Estava com o rosto deitado no braço, debruçada sobre o balcão de madeira. A seu lado, dezenas de copinhos de vidro caídos, muitos deles ainda cheios de bebida até a metade, mal terminados. Seus cabelos, naturalmente loiros e encaracolados das raízes às pontas, fediam a álcool, seu vestido negro de alças finas com saia rodada também. Sua pele clara fora marcada pelo sol debaixo do qual ela andou para chegar até ali, estava vermelha. O castanho escuro de seus olhos mal apareceu, ela os manteve fechados desde o instante que se sentou.

O sepultamento de Arashi, seu marido, aconteceu há quase duas horas, sob o mais intenso sol que brilhou sobre o reino naquele ano. Muito embora bilhões de pessoas quisessem prestar um último tributo a ele, pois seu sacrifício salvou a Terra da destruição, o funeral foi restrito à família e aos amigos. Kin não estava presente. Seu irmão, sua cunhada e suas amigas bem que tentaram fazê-la ir, apareceram na sua casa pela manhã bem cedo, mas ela pediu um tempo sozinha, prometeu estar lá e não foi. Não tinha fibras para assistir o enterro dele. A pessoa que mais amou na vida.

"Adeus, amigos. Obrigado por tudo. Sejam fortes e nunca desistam", foram as exatas últimas palavras dele. Elas ainda ecoavam pela sua mente, voavam como urubus à espreita de uma carne morta para atacar. Queriam o seu coração, queriam que Kin pensasse sobre elas e trouxesse à consciência um fato que ela ainda não havia aceitado: o que nunca mais veria o amor da vida dela. Elas conseguiram. Ser forte? Nunca desistir?, ironizava em pensamentos os derradeiros pedidos de seu esposo, com quem foi casada só por três anos antes da recente morte dele. Como eu vou ser forte sem você, meu amor?, perguntou a si mesma, como se estivesse cara a cara com ele. Lágrimas desceram de seus olhos. Você é a minha força. Era.

O dia que se conheceram, a idade que tinha quando soube que o amava, a declaração de amor, o primeiro beijo. O pedido de namoro, o de noivado. O casamento. Estava tudo tão vivo em sua memória. Parece até mentira. Uma dor dilacerante consumiu seu coração, o desespero completo a dominou. Estava prestes a gritar quando o barman trouxe o copo que ela pediu. Deitou a cabeça para trás e bebeu tudo num só gole, depois voltou a deitar o rosto no braço.

Estavam no baile de máscaras da festa de aniversário da princesa Minna quando Arashi disse que a amava pela primeira vez. "Eu te amo", ele disse. "Estou apaixonado por você. Aconteça o que acontecer esta noite, nunca se esqueça disso". Ele mesmo, toda virada de ano após começarem a namorar, recordava-a desse dia, depois recitava as mesmíssimas frases que lhe disse naquela noite, sem tirar nem pôr uma letra.

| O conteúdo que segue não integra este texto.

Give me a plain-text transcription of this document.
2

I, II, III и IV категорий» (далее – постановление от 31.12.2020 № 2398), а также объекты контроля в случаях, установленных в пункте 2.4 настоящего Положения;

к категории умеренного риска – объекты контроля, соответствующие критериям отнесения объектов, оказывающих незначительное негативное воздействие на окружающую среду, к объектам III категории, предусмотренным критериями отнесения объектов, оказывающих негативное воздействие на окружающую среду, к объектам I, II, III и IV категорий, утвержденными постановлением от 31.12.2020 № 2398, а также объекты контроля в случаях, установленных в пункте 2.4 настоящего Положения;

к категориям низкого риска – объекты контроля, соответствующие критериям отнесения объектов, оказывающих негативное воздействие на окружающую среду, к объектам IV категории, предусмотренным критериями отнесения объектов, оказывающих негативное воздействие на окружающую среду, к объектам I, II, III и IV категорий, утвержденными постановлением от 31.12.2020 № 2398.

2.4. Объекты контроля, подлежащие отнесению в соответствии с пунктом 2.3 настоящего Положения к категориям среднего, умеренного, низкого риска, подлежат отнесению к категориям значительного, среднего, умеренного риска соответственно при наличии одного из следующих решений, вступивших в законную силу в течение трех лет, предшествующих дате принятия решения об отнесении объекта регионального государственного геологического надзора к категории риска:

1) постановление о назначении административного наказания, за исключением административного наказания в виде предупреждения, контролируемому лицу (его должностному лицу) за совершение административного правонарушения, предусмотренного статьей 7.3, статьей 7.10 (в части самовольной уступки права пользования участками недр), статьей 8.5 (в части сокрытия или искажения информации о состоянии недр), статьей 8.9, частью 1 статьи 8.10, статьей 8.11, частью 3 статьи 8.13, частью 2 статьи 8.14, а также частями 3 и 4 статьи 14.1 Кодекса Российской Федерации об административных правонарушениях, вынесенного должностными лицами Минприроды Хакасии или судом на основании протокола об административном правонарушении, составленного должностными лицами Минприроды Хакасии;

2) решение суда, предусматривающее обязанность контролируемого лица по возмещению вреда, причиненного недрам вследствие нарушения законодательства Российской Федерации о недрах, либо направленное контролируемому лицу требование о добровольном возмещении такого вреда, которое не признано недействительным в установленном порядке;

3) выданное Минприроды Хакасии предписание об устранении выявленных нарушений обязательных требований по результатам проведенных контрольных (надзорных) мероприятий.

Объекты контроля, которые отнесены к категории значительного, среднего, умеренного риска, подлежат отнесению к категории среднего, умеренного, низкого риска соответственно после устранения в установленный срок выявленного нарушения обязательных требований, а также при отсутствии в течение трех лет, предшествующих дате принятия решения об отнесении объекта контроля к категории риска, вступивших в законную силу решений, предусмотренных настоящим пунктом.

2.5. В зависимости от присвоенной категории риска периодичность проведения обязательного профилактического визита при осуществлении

Quebrou o copo com a mão, sentiu o sangue derivado dos cortes escorrer por seus pulsos. Esqueceu-se que estava no meio de uma gravidez e que isso a tornou frágil como uma humana. Por isso não estava lá lutando ao lado dele. Por isso ele morreu. Se estivesse lá, no auge de suas forças, Arashi não teria morrido. Não devia estar bebendo tanto. Na verdade, considerando o trauma emocional de vê-lo morrer sem poder fazer nada e o tanto que bebeu, seria um verdadeiro milagre se seu bebê ainda estivesse vivo ou ele se nascesse sem problema algum.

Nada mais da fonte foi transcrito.